Saya menjadi waspada memakan berbagai jenis makanan di India, bahkan di hotel bintang lima sekalipun. Hingga kemarin, sudah ada korban dua orang. Teman asal Jerman yang mengalami muntah-muntah yang menurut dokter terjadi karena keracunan makanan, sedangkan teman asal Malaysia mengalami diare ringan.

Saya merasa cukup sukses menahan mual perut agar tidak mengalami komplikasi yang lebih merepotkan setiap kali naik mobil di Delhi. Macam-macam penyebabnya, mulai dari manuver supir salip-menyalip, klakson-mengklakson, dan rem mendadak yang mengocok perut. Apalagi ditambah debu yang menyemprot dari sistem pendingin udara benar-benar membuat sistem keseimbangan di otak saya hampir tidak mampu mengkompensasi berbagai gangguan ini.

***

Ini bukannya SARA, saya kutip kata pengantar buku Superfreakonomics karangan Levitt dan Dubner. Kalau bisa memilih tempat kelahiran Anda atau anak Anda (memangnya bisa?), memilih India sebagai tempat kelahiran bukan pilihan yang bijaksana. Di luar pertumbuhannya yang luar biasa sebagai pemain penting dalam ekonomi global, negara India secara keseluruhan masih berada di bawah garis kemiskinan. Sanitasi dan harapan hidup relatif rendah. Di pedesaan, hanya satu dari empat rumah yang memiliki toilet. Sisanya, silakan cari jamban terdekat..

Di kebudayaan India yang lebih mengutamakan anak laki-laki, peran perempuan sering kali dipinggirkan. Melahirkan anak laki-laki seperti melahirkan asuransi pensiun. Orang tua yang memiliki anak laki-laki dan memeliharanya dengan baik hingga dewasa akan meningkatkan jaminan selamat dipelihara oleh anak laki-lakinya ini sampai hari tua. Bahkan hingga meninggal, orang tua ini akan diurusi kremasinya meskipun biayanya semakin hari semakin mahal.
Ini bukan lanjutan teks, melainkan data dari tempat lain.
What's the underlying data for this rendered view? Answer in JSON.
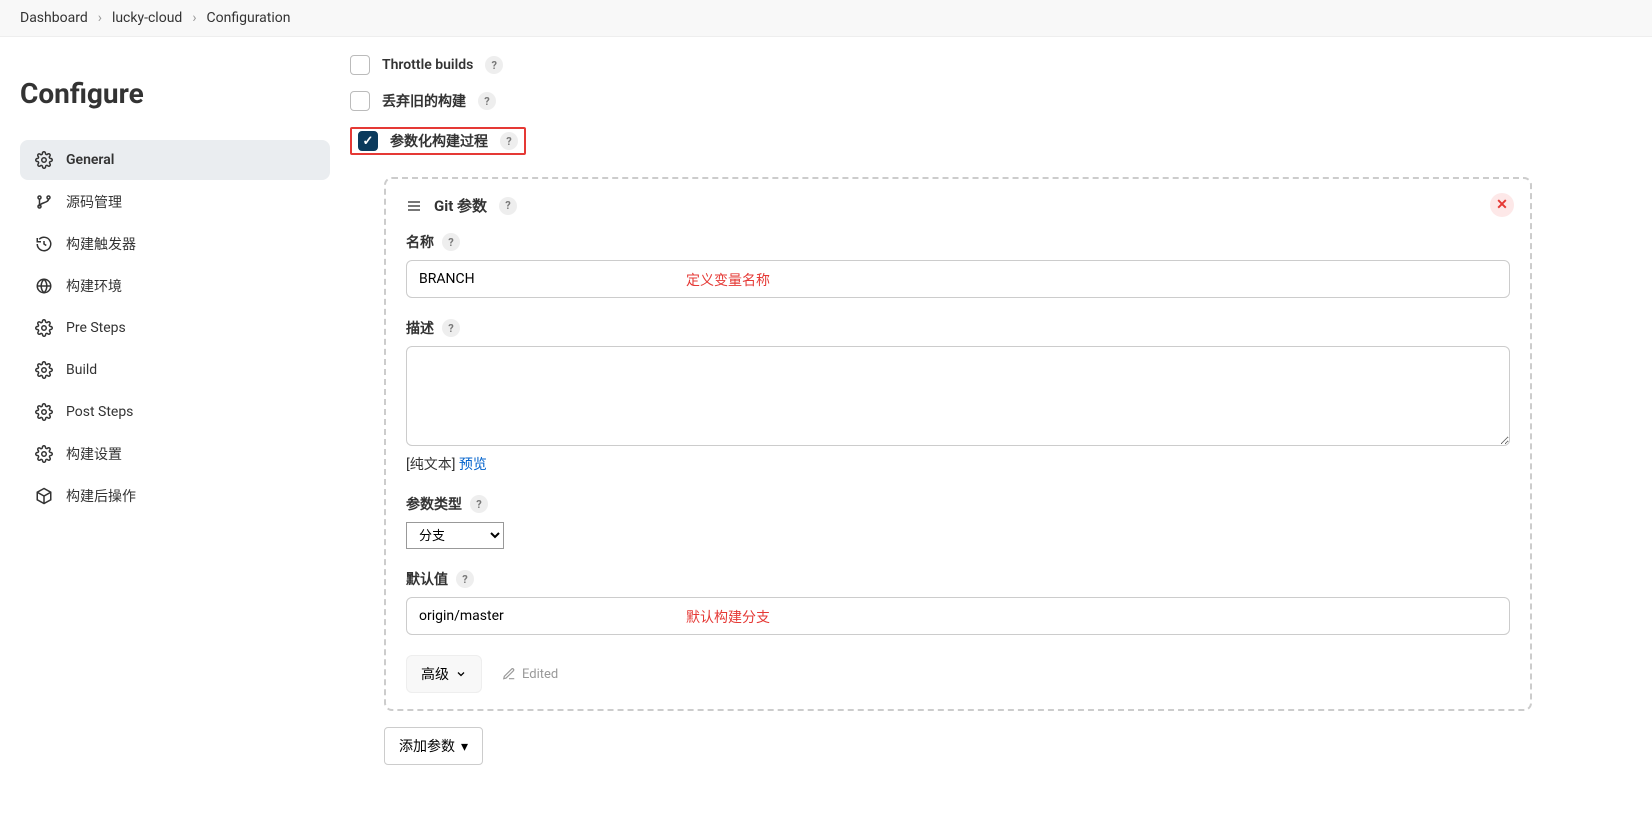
{
  "breadcrumb": {
    "items": [
      "Dashboard",
      "lucky-cloud",
      "Configuration"
    ]
  },
  "page_title": "Configure",
  "sidebar": {
    "items": [
      {
        "label": "General",
        "icon": "gear"
      },
      {
        "label": "源码管理",
        "icon": "branch"
      },
      {
        "label": "构建触发器",
        "icon": "clock"
      },
      {
        "label": "构建环境",
        "icon": "globe"
      },
      {
        "label": "Pre Steps",
        "icon": "gear"
      },
      {
        "label": "Build",
        "icon": "gear"
      },
      {
        "label": "Post Steps",
        "icon": "gear"
      },
      {
        "label": "构建设置",
        "icon": "gear"
      },
      {
        "label": "构建后操作",
        "icon": "box"
      }
    ]
  },
  "options": {
    "throttle_label": "Throttle builds",
    "discard_label": "丢弃旧的构建",
    "parameterize_label": "参数化构建过程"
  },
  "panel": {
    "title": "Git 参数",
    "name_label": "名称",
    "name_value": "BRANCH",
    "name_annotation": "定义变量名称",
    "desc_label": "描述",
    "desc_value": "",
    "plain_text_prefix": "[纯文本] ",
    "preview_label": "预览",
    "param_type_label": "参数类型",
    "param_type_value": "分支",
    "default_label": "默认值",
    "default_value": "origin/master",
    "default_annotation": "默认构建分支",
    "advanced_label": "高级",
    "edited_label": "Edited"
  },
  "add_param_label": "添加参数"
}
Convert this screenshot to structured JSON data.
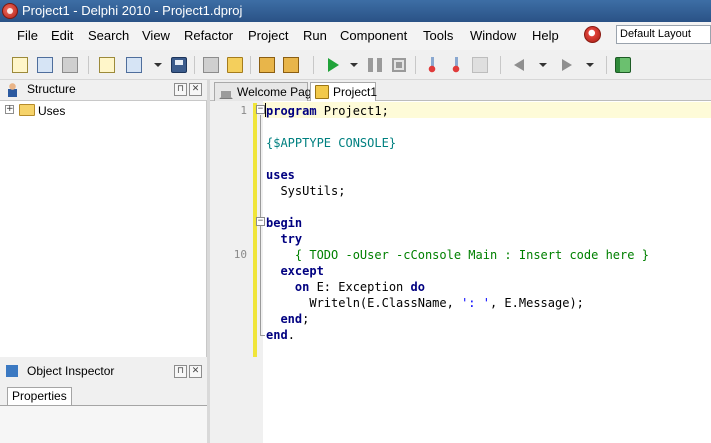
{
  "window": {
    "title": "Project1 - Delphi 2010 - Project1.dproj"
  },
  "menu": {
    "items": [
      "File",
      "Edit",
      "Search",
      "View",
      "Refactor",
      "Project",
      "Run",
      "Component",
      "Tools",
      "Window",
      "Help"
    ],
    "layout_value": "Default Layout"
  },
  "structure": {
    "title": "Structure",
    "tree": [
      {
        "label": "Uses"
      }
    ]
  },
  "object_inspector": {
    "title": "Object Inspector",
    "tab": "Properties"
  },
  "editor": {
    "tabs": [
      {
        "label": "Welcome Page"
      },
      {
        "label": "Project1"
      }
    ],
    "line_numbers": [
      {
        "line": 1,
        "text": "1"
      },
      {
        "line": 10,
        "text": "10"
      }
    ],
    "lines": [
      [
        {
          "t": "kw",
          "v": "program"
        },
        {
          "t": "",
          "v": " Project1;"
        }
      ],
      [],
      [
        {
          "t": "dir",
          "v": "{$APPTYPE CONSOLE}"
        }
      ],
      [],
      [
        {
          "t": "kw",
          "v": "uses"
        }
      ],
      [
        {
          "t": "",
          "v": "  SysUtils;"
        }
      ],
      [],
      [
        {
          "t": "kw",
          "v": "begin"
        }
      ],
      [
        {
          "t": "",
          "v": "  "
        },
        {
          "t": "kw",
          "v": "try"
        }
      ],
      [
        {
          "t": "",
          "v": "    "
        },
        {
          "t": "cmt",
          "v": "{ TODO -oUser -cConsole Main : Insert code here }"
        }
      ],
      [
        {
          "t": "",
          "v": "  "
        },
        {
          "t": "kw",
          "v": "except"
        }
      ],
      [
        {
          "t": "",
          "v": "    "
        },
        {
          "t": "kw",
          "v": "on"
        },
        {
          "t": "",
          "v": " E: Exception "
        },
        {
          "t": "kw",
          "v": "do"
        }
      ],
      [
        {
          "t": "",
          "v": "      Writeln(E.ClassName, "
        },
        {
          "t": "str",
          "v": "': '"
        },
        {
          "t": "",
          "v": ", E.Message);"
        }
      ],
      [
        {
          "t": "",
          "v": "  "
        },
        {
          "t": "kw",
          "v": "end"
        },
        {
          "t": "",
          "v": ";"
        }
      ],
      [
        {
          "t": "kw",
          "v": "end"
        },
        {
          "t": "",
          "v": "."
        }
      ]
    ]
  }
}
Lebih tidak beruntung kalau Anda dilahirkan sebagai seorang perempuan. Anak perempuan adalah beban, sehingga kalau ibu hamil mendapati hasil USGnya menunjukkan calon bayi adalah perempuan, sering kali sang ibu mengaborsi jabang bayinya perempuannya ini. Hasilnya, jumlah perempuan lebih sedikit daripada laki-laki di India. Bahkan kalau sudah dewasa pun, perempuan tetap mengalami marginalisasi. Kekerasan dalam rumah tangga terhadap perempuan adalah hal yang diterima secara sosial. Lebih dari seratus ribu perempuan India setiap tahunnya meninggal karena berbagai bentuk kekerasan, termasuk  di dalamnya pembakaran pasangan. Di pedesaan India, kalau ada seorang pria yang beristri meninggal, istrinya sering kali ikut dalam pembakaran pasangannya alias dikremasi (hidup-hidup)!